Gettata l’àncora, andò a fermarsi fra i rami di una euforbia.
— Potete scendere — disse il tedesco, mentre Heggia lanciava la scala.
Il monarca, che era già stato sciolto dalle corde, si alzò traballando.
— Questo viaggio era così delizioso che lo avrei continuato fino al Kassongo — disse.
— Non sei più in collera con noi? — chiese El-Kabir, ridendo.
— No — rispose il sultano.
— Sai ritornare al tuo villaggio?
— Conosco il paese.
— Ti restituiremo la tua scimitarra e ti daremo un paio di bottiglie che berrai strada facendo.
— E le mie pistole.
— Sono armi troppo pericolose in tua mano — disse Ottone.
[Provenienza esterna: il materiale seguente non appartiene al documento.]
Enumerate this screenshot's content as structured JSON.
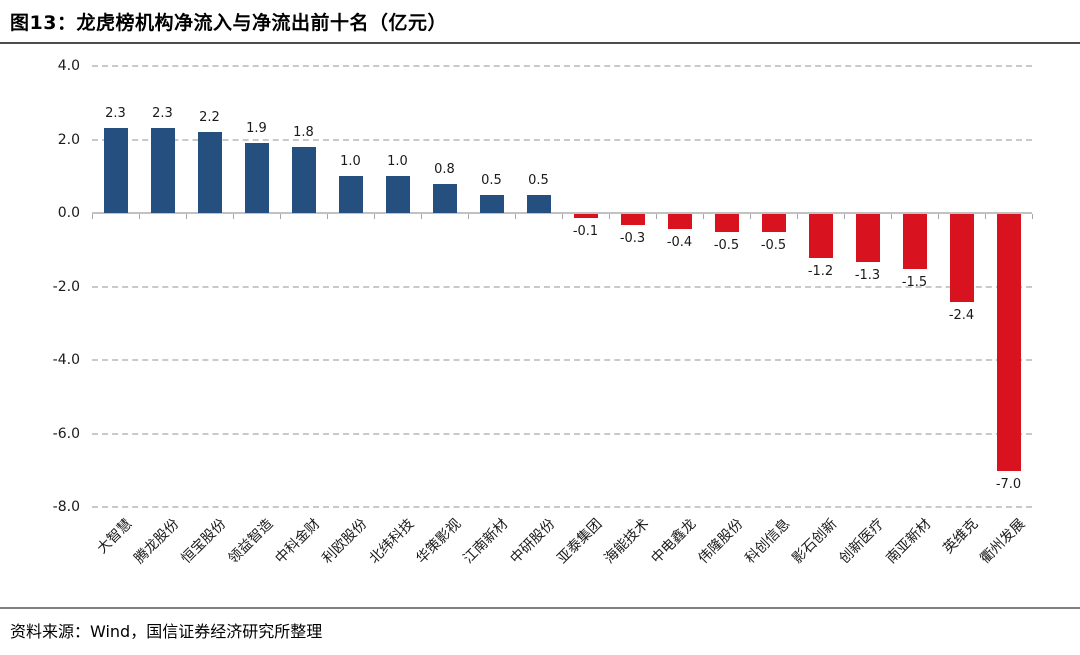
{
  "page": {
    "title": "图13：龙虎榜机构净流入与净流出前十名（亿元）",
    "source": "资料来源：Wind，国信证券经济研究所整理"
  },
  "chart_data": {
    "type": "bar",
    "title": "图13：龙虎榜机构净流入与净流出前十名（亿元）",
    "unit": "亿元",
    "categories": [
      "大智慧",
      "腾龙股份",
      "恒宝股份",
      "领益智造",
      "中科金财",
      "利欧股份",
      "北纬科技",
      "华策影视",
      "江南新材",
      "中研股份",
      "亚泰集团",
      "海能技术",
      "中电鑫龙",
      "伟隆股份",
      "科创信息",
      "影石创新",
      "创新医疗",
      "南亚新材",
      "英维克",
      "衢州发展"
    ],
    "values": [
      2.3,
      2.3,
      2.2,
      1.9,
      1.8,
      1.0,
      1.0,
      0.8,
      0.5,
      0.5,
      -0.1,
      -0.3,
      -0.4,
      -0.5,
      -0.5,
      -1.2,
      -1.3,
      -1.5,
      -2.4,
      -7.0
    ],
    "value_labels": [
      "2.3",
      "2.3",
      "2.2",
      "1.9",
      "1.8",
      "1.0",
      "1.0",
      "0.8",
      "0.5",
      "0.5",
      "-0.1",
      "-0.3",
      "-0.4",
      "-0.5",
      "-0.5",
      "-1.2",
      "-1.3",
      "-1.5",
      "-2.4",
      "-7.0"
    ],
    "y_ticks": [
      4.0,
      2.0,
      0.0,
      -2.0,
      -4.0,
      -6.0,
      -8.0
    ],
    "y_tick_labels": [
      "4.0",
      "2.0",
      "0.0",
      "-2.0",
      "-4.0",
      "-6.0",
      "-8.0"
    ],
    "ylim": [
      -8.0,
      4.0
    ],
    "grid": "horizontal-dashed",
    "legend": "none",
    "colors": {
      "positive_bar": "#254f7e",
      "negative_bar": "#d9121f",
      "gridline": "#c9c9c9",
      "title_divider": "#4d4d4d",
      "bottom_divider": "#7f7f7f"
    }
  }
}
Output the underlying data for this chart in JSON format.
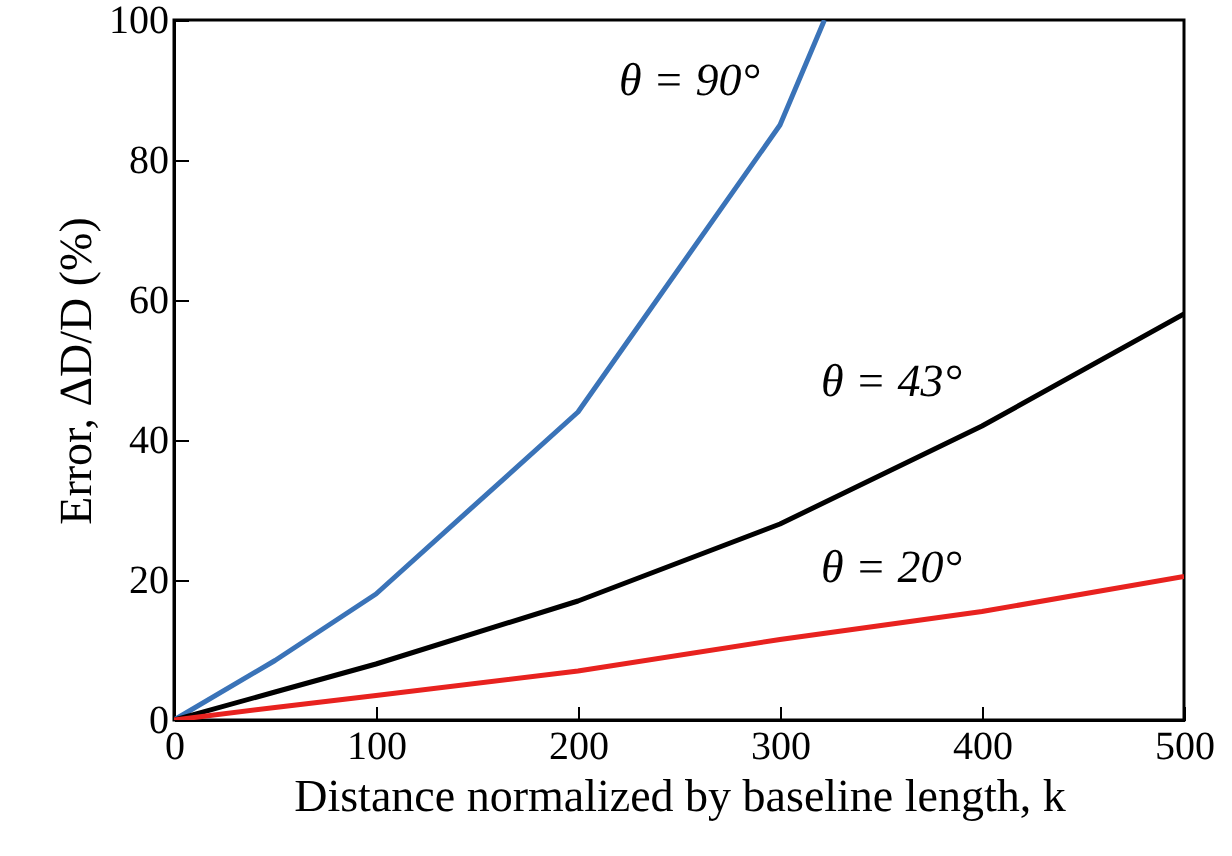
{
  "chart_data": {
    "type": "line",
    "xlabel": "Distance normalized by baseline length, k",
    "ylabel": "Error, ΔD/D (%)",
    "x": [
      0,
      50,
      100,
      200,
      300,
      400,
      500
    ],
    "series": [
      {
        "name": "θ = 90°",
        "color": "#3a73b8",
        "x": [
          0,
          50,
          100,
          200,
          300,
          322
        ],
        "values": [
          0,
          8.5,
          18,
          44,
          85,
          100
        ]
      },
      {
        "name": "θ = 43°",
        "color": "#000000",
        "values": [
          0,
          4,
          8,
          17,
          28,
          42,
          58
        ]
      },
      {
        "name": "θ = 20°",
        "color": "#e8221f",
        "values": [
          0,
          1.8,
          3.5,
          7,
          11.5,
          15.5,
          20.5
        ]
      }
    ],
    "xlim": [
      0,
      500
    ],
    "ylim": [
      0,
      100
    ],
    "xticks": [
      0,
      100,
      200,
      300,
      400,
      500
    ],
    "yticks": [
      0,
      20,
      40,
      60,
      80,
      100
    ],
    "grid": false
  }
}
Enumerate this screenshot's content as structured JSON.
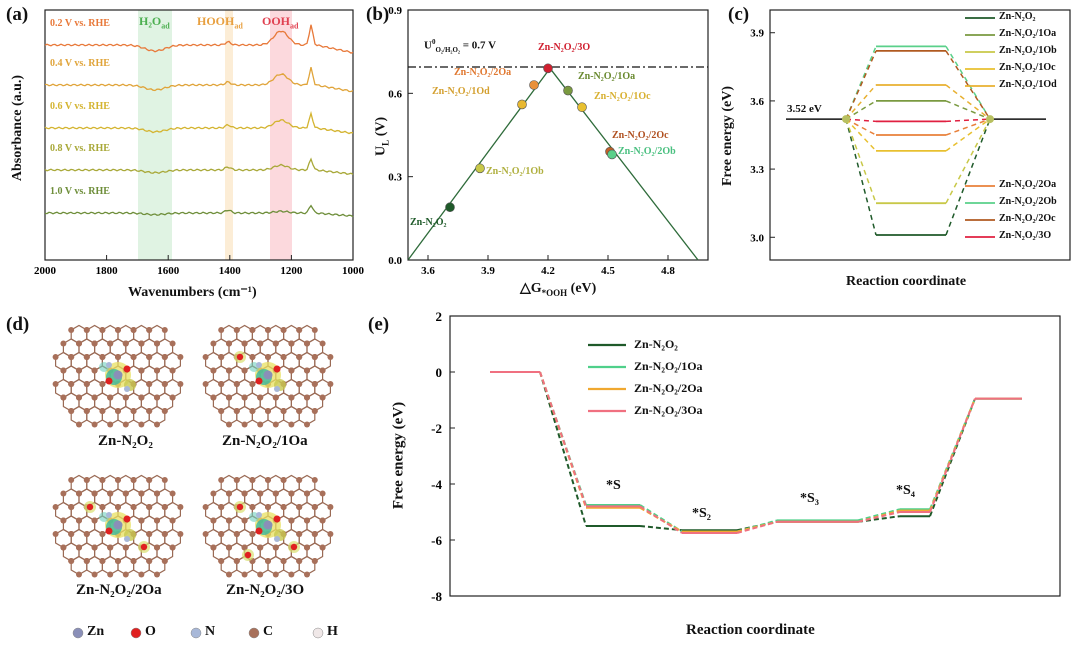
{
  "panel_a": {
    "label": "(a)",
    "xlabel": "Wavenumbers (cm⁻¹)",
    "ylabel": "Absorbance (a.u.)",
    "xticks": [
      "2000",
      "1800",
      "1600",
      "1400",
      "1200",
      "1000"
    ],
    "band_h2o": "H₂O",
    "band_h2o_sub": "ad",
    "band_hooh": "HOOH",
    "band_hooh_sub": "ad",
    "band_ooh": "OOH",
    "band_ooh_sub": "ad",
    "spectra": [
      {
        "label": "0.2 V vs. RHE",
        "color": "#e8793a"
      },
      {
        "label": "0.4 V vs. RHE",
        "color": "#e0a43a"
      },
      {
        "label": "0.6 V vs. RHE",
        "color": "#d4b430"
      },
      {
        "label": "0.8 V vs. RHE",
        "color": "#a8a838"
      },
      {
        "label": "1.0 V vs. RHE",
        "color": "#6e8e3a"
      }
    ]
  },
  "panel_b": {
    "label": "(b)",
    "ylabel": "U",
    "ylabel_sub": "L",
    "ylabel_unit": " (V)",
    "xlabel": "△G",
    "xlabel_sub": "*OOH",
    "xlabel_unit": " (eV)",
    "ref_line": "U",
    "ref_sup": "0",
    "ref_sub": "O₂/H₂O₂",
    "ref_val": " = 0.7 V",
    "xticks": [
      "3.6",
      "3.9",
      "4.2",
      "4.5",
      "4.8"
    ],
    "yticks": [
      "0.0",
      "0.3",
      "0.6",
      "0.9"
    ]
  },
  "panel_c": {
    "label": "(c)",
    "ylabel": "Free energy (eV)",
    "xlabel": "Reaction coordinate",
    "yticks": [
      "3.0",
      "3.3",
      "3.6",
      "3.9"
    ],
    "ref_energy": "3.52 eV"
  },
  "panel_d": {
    "label": "(d)",
    "structures": [
      "Zn-N₂O₂",
      "Zn-N₂O₂/1Oa",
      "Zn-N₂O₂/2Oa",
      "Zn-N₂O₂/3O"
    ],
    "legend": [
      {
        "label": "Zn",
        "color": "#8a8fb8"
      },
      {
        "label": "O",
        "color": "#e02020"
      },
      {
        "label": "N",
        "color": "#a8b8d8"
      },
      {
        "label": "C",
        "color": "#a8705a"
      },
      {
        "label": "H",
        "color": "#f0e8e8"
      }
    ]
  },
  "panel_e": {
    "label": "(e)",
    "ylabel": "Free energy (eV)",
    "xlabel": "Reaction coordinate",
    "yticks": [
      "2",
      "0",
      "-2",
      "-4",
      "-6",
      "-8"
    ],
    "step_labels": [
      "*S",
      "*S₂",
      "*S₃",
      "*S₄"
    ],
    "legend": [
      {
        "label": "Zn-N₂O₂",
        "color": "#1f5a2a"
      },
      {
        "label": "Zn-N₂O₂/1Oa",
        "color": "#4fd08a"
      },
      {
        "label": "Zn-N₂O₂/2Oa",
        "color": "#f0a830"
      },
      {
        "label": "Zn-N₂O₂/3Oa",
        "color": "#f07080"
      }
    ]
  },
  "chart_data": [
    {
      "type": "scatter",
      "xlabel": "△G*OOH (eV)",
      "ylabel": "UL (V)",
      "xlim": [
        3.5,
        5.0
      ],
      "ylim": [
        0.0,
        0.9
      ],
      "points": [
        {
          "name": "Zn-N₂O₂",
          "x": 3.71,
          "y": 0.19,
          "color": "#1f5a2a"
        },
        {
          "name": "Zn-N₂O₂/1Ob",
          "x": 3.86,
          "y": 0.33,
          "color": "#c8c848"
        },
        {
          "name": "Zn-N₂O₂/1Od",
          "x": 4.07,
          "y": 0.56,
          "color": "#e8b830"
        },
        {
          "name": "Zn-N₂O₂/2Oa",
          "x": 4.13,
          "y": 0.63,
          "color": "#e8903a"
        },
        {
          "name": "Zn-N₂O₂/3O",
          "x": 4.2,
          "y": 0.69,
          "color": "#d02030"
        },
        {
          "name": "Zn-N₂O₂/1Oa",
          "x": 4.3,
          "y": 0.61,
          "color": "#7a9a40"
        },
        {
          "name": "Zn-N₂O₂/1Oc",
          "x": 4.37,
          "y": 0.55,
          "color": "#e8c030"
        },
        {
          "name": "Zn-N₂O₂/2Oc",
          "x": 4.51,
          "y": 0.39,
          "color": "#c06028"
        },
        {
          "name": "Zn-N₂O₂/2Ob",
          "x": 4.52,
          "y": 0.38,
          "color": "#5ad08a"
        }
      ]
    },
    {
      "type": "line",
      "ylabel": "Free energy (eV)",
      "xlabel": "Reaction coordinate",
      "ylim": [
        2.9,
        4.0
      ],
      "ref": 3.52,
      "series": [
        {
          "name": "Zn-N₂O₂",
          "value": 3.01,
          "color": "#1f5a2a"
        },
        {
          "name": "Zn-N₂O₂/1Oa",
          "value": 3.6,
          "color": "#7a9a40"
        },
        {
          "name": "Zn-N₂O₂/1Ob",
          "value": 3.15,
          "color": "#c8c848"
        },
        {
          "name": "Zn-N₂O₂/1Oc",
          "value": 3.38,
          "color": "#e8c030"
        },
        {
          "name": "Zn-N₂O₂/1Od",
          "value": 3.67,
          "color": "#e8b030"
        },
        {
          "name": "Zn-N₂O₂/2Oa",
          "value": 3.45,
          "color": "#e8803a"
        },
        {
          "name": "Zn-N₂O₂/2Ob",
          "value": 3.84,
          "color": "#5ad08a"
        },
        {
          "name": "Zn-N₂O₂/2Oc",
          "value": 3.82,
          "color": "#b05a20"
        },
        {
          "name": "Zn-N₂O₂/3O",
          "value": 3.51,
          "color": "#e02040"
        }
      ]
    },
    {
      "type": "line",
      "ylabel": "Free energy (eV)",
      "xlabel": "Reaction coordinate",
      "ylim": [
        -8,
        2
      ],
      "series": [
        {
          "name": "Zn-N₂O₂",
          "values": [
            0,
            -5.5,
            -5.65,
            -5.35,
            -5.15,
            -0.95
          ],
          "color": "#1f5a2a"
        },
        {
          "name": "Zn-N₂O₂/1Oa",
          "values": [
            0,
            -4.75,
            -5.7,
            -5.3,
            -4.9,
            -0.95
          ],
          "color": "#4fd08a"
        },
        {
          "name": "Zn-N₂O₂/2Oa",
          "values": [
            0,
            -4.85,
            -5.7,
            -5.35,
            -4.95,
            -0.95
          ],
          "color": "#f0a830"
        },
        {
          "name": "Zn-N₂O₂/3Oa",
          "values": [
            0,
            -4.8,
            -5.75,
            -5.35,
            -5.0,
            -0.95
          ],
          "color": "#f07080"
        }
      ]
    }
  ]
}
— Non si sa mai! In un momento di cattivo umore potresti scaricarcele addosso.
— Avete torto a dubitare di me.
— Te le daremo al nostro ritorno.
— Ripasserete?
— Te lo promettiamo.
Il sultano, che pareva non conservasse alcun rancore per quella burla, prese la scimitarra e le due bottiglie e scese la scala seguito da Sokol, il quale era stato incaricato di liberare l’àncora.
I due europei e l’arabo, curvi sul parapetto, li seguivano con lo sguardo.
Quando furono a terra, il sultano fece con la mano un saluto agli aeronauti, poi fece alcuni passi.
D’improvviso fu veduto retrocedere, sfoderare la scimitarra, troncare con un solo colpo la corda dell’àncora, e quindi scagliarsi sul negro che gli volgeva le spalle.